Population-based exploration in reinforcement learning through repulsive reward shaping using eligibility traces


Bal M. I., İYİGÜN C., POLAT F., AYDIN H.

Annals of Operations Research, vol.335, no.2, pp.689-725, 2024 (SCI-Expanded) identifier identifier

  • Publication Type: Article / Article
  • Volume: 335 Issue: 2
  • Publication Date: 2024
  • Doi Number: 10.1007/s10479-023-05798-1
  • Journal Name: Annals of Operations Research
  • Journal Indexes: Science Citation Index Expanded (SCI-EXPANDED), Scopus, Academic Search Premier, ABI/INFORM, Applied Science & Technology Source, Business Source Elite, Business Source Premier, Computer & Applied Sciences, INSPEC, Public Affairs Index, zbMATH, Civil Engineering Abstracts
  • Page Numbers: pp.689-725
  • Keywords: Coordinated agents, Eligibility traces, Population-based exploration, Reinforcement learning, Reward shaping
  • Middle East Technical University Affiliated: Yes

Abstract

Efficient exploration plays a key role in accelerating the learning performance and sample efficiency of reinforcement learning tasks. In this paper we propose a framework that serves as a population-based repulsive reward shaping mechanism using eligibility traces to enhance the efficiency in exploring the state-space under the scope of tabular reinforcement learning representation. The framework contains a hierarchical structure of RL agents, where a higher level repulsive-reward-shaper agent (RRS-Agent) coordinates the exploration of its population of sub-agents through repulsion when necessary conditions on their eligibility traces are met.
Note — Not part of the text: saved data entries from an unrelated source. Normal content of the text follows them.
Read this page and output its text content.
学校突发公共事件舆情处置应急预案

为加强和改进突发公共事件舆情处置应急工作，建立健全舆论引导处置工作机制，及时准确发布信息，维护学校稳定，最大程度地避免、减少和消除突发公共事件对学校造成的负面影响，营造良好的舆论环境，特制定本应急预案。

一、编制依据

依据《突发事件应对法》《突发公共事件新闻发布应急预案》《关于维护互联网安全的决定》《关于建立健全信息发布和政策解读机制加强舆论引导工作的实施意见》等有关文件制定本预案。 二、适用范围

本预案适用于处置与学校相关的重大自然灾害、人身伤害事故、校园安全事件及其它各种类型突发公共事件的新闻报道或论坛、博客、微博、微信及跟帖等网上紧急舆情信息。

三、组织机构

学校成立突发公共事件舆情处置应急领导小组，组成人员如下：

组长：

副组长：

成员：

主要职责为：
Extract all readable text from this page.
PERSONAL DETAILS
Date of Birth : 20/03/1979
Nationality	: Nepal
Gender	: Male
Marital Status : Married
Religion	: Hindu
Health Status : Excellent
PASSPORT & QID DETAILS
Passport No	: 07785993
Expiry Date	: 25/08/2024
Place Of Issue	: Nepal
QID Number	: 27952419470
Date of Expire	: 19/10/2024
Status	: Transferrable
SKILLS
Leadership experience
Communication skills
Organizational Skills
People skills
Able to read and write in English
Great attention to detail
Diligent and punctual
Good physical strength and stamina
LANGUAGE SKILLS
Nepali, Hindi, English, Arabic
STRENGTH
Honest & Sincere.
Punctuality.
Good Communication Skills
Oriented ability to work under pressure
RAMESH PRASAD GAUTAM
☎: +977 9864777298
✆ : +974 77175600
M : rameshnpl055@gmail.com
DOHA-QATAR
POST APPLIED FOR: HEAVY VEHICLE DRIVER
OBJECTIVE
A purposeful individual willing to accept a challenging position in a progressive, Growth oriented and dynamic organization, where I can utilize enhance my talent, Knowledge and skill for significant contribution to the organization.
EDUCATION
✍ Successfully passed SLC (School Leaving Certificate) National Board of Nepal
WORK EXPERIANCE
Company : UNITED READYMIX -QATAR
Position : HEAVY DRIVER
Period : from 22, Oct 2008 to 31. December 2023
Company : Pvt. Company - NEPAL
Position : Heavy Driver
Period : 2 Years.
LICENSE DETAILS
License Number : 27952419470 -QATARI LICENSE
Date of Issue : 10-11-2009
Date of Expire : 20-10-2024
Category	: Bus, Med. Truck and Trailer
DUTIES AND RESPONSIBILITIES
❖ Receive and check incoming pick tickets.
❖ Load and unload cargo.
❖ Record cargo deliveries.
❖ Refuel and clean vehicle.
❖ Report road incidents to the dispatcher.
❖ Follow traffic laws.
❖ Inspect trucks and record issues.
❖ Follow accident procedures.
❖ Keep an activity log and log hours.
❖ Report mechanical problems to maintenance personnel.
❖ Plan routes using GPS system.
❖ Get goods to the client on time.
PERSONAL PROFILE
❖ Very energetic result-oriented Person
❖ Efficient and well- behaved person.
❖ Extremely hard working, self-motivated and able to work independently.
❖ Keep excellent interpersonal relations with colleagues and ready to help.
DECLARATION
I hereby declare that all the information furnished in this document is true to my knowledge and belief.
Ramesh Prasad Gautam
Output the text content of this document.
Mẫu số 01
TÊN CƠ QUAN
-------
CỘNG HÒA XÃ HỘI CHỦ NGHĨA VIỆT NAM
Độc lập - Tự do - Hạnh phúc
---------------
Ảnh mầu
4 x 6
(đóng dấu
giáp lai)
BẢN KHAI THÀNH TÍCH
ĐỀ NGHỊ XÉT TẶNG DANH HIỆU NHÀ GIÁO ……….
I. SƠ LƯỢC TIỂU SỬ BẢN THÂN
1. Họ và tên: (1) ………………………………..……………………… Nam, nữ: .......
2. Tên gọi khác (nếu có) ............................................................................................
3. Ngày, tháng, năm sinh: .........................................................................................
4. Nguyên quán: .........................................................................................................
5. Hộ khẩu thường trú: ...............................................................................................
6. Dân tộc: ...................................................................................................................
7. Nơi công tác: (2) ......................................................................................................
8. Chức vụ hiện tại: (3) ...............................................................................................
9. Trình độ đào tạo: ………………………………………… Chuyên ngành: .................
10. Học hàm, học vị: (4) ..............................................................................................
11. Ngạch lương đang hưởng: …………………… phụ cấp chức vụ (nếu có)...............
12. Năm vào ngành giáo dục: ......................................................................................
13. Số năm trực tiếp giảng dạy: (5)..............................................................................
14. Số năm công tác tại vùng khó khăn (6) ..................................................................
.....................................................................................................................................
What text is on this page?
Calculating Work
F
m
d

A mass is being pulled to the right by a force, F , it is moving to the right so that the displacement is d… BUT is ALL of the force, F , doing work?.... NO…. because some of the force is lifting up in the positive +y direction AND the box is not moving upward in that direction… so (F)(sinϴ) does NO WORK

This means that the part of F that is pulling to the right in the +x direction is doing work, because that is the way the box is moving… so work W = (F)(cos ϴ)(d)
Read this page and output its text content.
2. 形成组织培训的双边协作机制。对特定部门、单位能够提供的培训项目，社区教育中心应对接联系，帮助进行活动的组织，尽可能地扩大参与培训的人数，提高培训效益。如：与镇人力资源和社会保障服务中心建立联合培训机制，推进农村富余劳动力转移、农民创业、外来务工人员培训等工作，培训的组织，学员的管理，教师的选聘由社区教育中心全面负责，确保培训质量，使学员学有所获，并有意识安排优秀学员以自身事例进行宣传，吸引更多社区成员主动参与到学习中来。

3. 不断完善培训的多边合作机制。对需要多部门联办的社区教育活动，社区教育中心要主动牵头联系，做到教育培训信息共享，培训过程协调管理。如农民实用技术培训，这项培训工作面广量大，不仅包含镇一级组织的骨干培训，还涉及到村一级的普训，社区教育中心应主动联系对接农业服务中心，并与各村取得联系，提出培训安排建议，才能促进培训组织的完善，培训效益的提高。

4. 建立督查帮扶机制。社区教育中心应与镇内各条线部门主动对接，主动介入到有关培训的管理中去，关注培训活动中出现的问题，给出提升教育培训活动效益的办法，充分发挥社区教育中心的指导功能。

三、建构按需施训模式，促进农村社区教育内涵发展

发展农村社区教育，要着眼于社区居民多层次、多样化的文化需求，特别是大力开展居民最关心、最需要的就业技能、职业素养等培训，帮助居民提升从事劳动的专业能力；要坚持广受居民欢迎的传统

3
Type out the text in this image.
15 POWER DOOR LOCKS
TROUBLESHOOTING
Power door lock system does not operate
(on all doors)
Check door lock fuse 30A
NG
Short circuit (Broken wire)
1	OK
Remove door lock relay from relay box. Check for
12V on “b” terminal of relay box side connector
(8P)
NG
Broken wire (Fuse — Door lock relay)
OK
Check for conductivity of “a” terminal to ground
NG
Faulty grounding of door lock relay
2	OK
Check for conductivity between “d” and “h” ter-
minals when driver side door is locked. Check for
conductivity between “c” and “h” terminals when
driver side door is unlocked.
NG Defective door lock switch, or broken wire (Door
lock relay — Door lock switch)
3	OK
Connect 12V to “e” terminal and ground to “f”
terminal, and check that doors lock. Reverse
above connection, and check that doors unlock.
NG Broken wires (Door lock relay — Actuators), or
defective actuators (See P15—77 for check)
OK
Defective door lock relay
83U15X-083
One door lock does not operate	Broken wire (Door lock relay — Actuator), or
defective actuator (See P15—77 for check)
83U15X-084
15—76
Empirical results on well-known benchmark problem domains show that the framework indeed achieves efficient exploration with a significant improvement in learning performance and state-space coverage. Furthermore, the transparency of the proposed framework enables explainable decisions made by the agents in the hierarchical structure to explore the state-space in a coordinated manner and supports the interpretability of the framework.